Biden is advocating Buy American protectionist policies that could prevent Canadian companies from bidding on U.S. infrastructure projects at the state and municipal levels, she said.
Canada has worked around the restrictions by having provincial premiers and state governors negotiate reciprocity agreements that allowed companies to bid on projects in each other’s jurisdictions, said Colin Robertson, a retired diplomat with extensive U.S. experience and the vice-president of the Canadian Global Affairs Institute.
“We’ll make that same argument, and I cannot see any good reason why the American governors would not go for it.”
Then, there’s the controversial Keystone XL pipeline that would carry Alberta oilsands crude through the U.S. Midwest to refineries on the Gulf of Mexico. Trump reversed ex-president Barack Obama’s cancellation of the pipeline permit in 2015. Obama acted in the face of widespread concerns from environmental groups that potential spills would cause serious damage.
“Trump has approved it, he supports it. Biden has vowed to kill it early in his administration by rescinding the presidential permit, and that, I believe, will be devastating, particularly to Western Canada and the Canadian energy sector,” David Wilkins, a former U.S. ambassador to Canada for George W. Bush, told a Tuesday video conference hosted by the Canadian Chamber of Commerce.
David MacNaughton, who was Canada’s ambassador to Washington for most of the Trump era, told the same forum that the transition away from fossil fuels to clean energy will take a long time so the two countries can still work together constructively.
“I would hope that we can find a way to have energy and the environment as a common theme between Canada and the United States. And when the last drop of oil is consumed in the U.S., that it actually comes from Alberta.”
If Trump wins re-election, he will likely extend his use of tariffs and executive orders to sectors beyond manufacturing, including intellectual property, digital trade and patents, said Herman.
In January, Heritage Minister Steven Guilbeault hinted that he might require American online streaming services such as Netflix and Amazon to pay sales tax in Canada.
“Trump could respond to that with tariffs on Canadian digital services,” said Herman.
“Trump has shown a willingness to use executive powers in a way that no other administration has done.”
Canada dodged another major trade bullet with Trump when it managed to negotiate a new North American trade deal with the U.S. and Mexico to replace the much-maligned NAFTA.
But there are no guarantees that the new Canada-U.S.-Mexico Agreement, or CUSMA as it is known domestically, would provide any certainty with a second Trump administration, said Lilly.
Trump backed down on Tuesday from his summer threat to reimpose aluminum sanctions under national-security provisions, which he originally levied despite CUSMA.
But Lilly sees future problems in CUSMA’s crucial auto-sector chapter that increased the amount of North American content required for new automobiles.
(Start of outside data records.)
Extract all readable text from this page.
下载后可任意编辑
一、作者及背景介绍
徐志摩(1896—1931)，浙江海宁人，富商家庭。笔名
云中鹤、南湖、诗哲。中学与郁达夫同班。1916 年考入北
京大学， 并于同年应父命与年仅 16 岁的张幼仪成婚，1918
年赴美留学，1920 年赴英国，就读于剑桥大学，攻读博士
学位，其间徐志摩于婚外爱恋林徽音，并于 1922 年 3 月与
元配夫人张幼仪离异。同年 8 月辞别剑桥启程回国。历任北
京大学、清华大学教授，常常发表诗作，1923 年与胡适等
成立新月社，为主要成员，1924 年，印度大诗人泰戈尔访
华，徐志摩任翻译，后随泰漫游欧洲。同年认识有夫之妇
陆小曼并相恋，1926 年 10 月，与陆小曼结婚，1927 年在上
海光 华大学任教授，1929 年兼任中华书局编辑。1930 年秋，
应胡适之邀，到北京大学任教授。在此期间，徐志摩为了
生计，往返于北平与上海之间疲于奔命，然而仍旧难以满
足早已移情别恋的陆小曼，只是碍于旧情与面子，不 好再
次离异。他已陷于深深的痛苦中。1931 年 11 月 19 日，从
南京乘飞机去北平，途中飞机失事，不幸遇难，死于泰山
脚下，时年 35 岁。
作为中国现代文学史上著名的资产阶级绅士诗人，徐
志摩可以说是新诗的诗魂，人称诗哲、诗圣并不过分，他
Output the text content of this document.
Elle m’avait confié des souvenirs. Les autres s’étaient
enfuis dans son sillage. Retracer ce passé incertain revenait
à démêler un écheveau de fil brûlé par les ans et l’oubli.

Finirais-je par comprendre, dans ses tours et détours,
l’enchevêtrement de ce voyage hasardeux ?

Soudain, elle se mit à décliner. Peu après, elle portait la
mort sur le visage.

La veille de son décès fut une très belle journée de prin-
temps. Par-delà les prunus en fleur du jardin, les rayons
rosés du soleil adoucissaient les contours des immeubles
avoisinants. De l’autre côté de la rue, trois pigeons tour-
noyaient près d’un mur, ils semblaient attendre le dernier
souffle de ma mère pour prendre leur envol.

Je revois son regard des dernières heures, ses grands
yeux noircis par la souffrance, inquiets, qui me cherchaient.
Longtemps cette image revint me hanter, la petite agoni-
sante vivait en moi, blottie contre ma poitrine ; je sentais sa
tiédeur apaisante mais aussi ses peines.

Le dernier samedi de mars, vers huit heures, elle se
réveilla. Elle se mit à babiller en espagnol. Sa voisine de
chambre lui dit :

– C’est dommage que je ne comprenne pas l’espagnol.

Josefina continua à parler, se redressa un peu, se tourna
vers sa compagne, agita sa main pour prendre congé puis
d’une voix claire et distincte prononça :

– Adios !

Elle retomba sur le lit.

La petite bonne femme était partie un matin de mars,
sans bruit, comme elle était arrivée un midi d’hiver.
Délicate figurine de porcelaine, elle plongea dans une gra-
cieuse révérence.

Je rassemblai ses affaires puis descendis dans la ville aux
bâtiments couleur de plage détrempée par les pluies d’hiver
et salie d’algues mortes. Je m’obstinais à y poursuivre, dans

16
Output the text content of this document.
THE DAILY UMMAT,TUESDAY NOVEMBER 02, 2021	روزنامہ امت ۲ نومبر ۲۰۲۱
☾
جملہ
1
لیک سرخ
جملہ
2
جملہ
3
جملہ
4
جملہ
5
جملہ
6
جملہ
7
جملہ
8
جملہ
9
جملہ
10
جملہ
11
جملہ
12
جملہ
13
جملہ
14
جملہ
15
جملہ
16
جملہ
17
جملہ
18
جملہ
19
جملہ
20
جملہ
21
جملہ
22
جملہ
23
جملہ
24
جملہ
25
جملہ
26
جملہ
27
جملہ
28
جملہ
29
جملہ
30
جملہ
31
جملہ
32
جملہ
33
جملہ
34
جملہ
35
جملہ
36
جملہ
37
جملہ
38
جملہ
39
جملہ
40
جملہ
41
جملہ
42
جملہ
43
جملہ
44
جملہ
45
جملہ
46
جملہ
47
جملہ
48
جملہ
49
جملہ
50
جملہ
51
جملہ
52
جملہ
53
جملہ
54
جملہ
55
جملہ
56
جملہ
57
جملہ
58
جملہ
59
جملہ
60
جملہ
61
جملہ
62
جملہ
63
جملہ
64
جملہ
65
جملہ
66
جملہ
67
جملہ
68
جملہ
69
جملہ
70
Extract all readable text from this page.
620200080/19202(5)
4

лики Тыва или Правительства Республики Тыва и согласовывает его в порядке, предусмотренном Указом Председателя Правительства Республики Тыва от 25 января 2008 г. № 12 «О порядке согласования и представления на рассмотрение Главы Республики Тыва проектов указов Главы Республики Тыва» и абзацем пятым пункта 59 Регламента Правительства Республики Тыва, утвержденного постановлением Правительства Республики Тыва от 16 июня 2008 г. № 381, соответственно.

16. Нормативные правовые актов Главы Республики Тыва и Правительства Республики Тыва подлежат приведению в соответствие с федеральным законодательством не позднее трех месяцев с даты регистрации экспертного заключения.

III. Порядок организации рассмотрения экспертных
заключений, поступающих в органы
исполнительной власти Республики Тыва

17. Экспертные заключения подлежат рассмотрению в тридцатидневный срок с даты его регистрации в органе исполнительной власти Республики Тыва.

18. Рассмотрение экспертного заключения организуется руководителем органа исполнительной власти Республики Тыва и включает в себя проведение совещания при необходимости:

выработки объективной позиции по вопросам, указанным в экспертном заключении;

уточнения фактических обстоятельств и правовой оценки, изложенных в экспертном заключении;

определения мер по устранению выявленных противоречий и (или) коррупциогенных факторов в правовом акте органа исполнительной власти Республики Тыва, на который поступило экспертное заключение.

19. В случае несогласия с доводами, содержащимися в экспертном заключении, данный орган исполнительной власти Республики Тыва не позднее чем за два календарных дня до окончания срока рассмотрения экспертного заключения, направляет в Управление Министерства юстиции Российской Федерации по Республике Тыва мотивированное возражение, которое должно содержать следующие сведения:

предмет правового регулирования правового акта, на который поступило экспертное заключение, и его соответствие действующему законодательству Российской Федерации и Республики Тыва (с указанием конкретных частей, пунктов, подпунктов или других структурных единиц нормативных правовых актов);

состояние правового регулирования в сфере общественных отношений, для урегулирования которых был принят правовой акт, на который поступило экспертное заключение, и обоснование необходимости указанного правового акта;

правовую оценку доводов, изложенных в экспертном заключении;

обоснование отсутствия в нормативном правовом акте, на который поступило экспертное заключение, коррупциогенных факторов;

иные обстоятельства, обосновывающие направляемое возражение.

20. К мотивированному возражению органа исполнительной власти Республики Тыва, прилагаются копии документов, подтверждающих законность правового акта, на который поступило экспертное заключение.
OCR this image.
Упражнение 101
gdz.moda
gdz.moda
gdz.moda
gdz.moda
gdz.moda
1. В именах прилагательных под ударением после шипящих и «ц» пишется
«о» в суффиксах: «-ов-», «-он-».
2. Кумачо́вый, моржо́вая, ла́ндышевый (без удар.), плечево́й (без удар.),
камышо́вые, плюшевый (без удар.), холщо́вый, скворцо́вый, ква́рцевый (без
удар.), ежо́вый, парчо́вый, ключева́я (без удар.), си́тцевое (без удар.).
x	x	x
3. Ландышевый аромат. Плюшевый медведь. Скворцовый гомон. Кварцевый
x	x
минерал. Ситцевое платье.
“Contrary to what some in the sector have been touting as a real positive, I think that overall, the agreement is going to make the manufacturing of cars in North America more expensive,” said Lilly.
“The auto manufacturers in the United States have heavy incentives to use American labour in North American cars. If they’re looking to pay high wages in the auto sector, they’re much more likely to relocate those jobs in the United States rather than in Canada.”
Lilly said the CUSMA won’t fully protect Canada because Trump doesn’t see his northern neighbour as particularly special.
“After four years, I think Canada has come to the conclusion that the United States does not have our back.”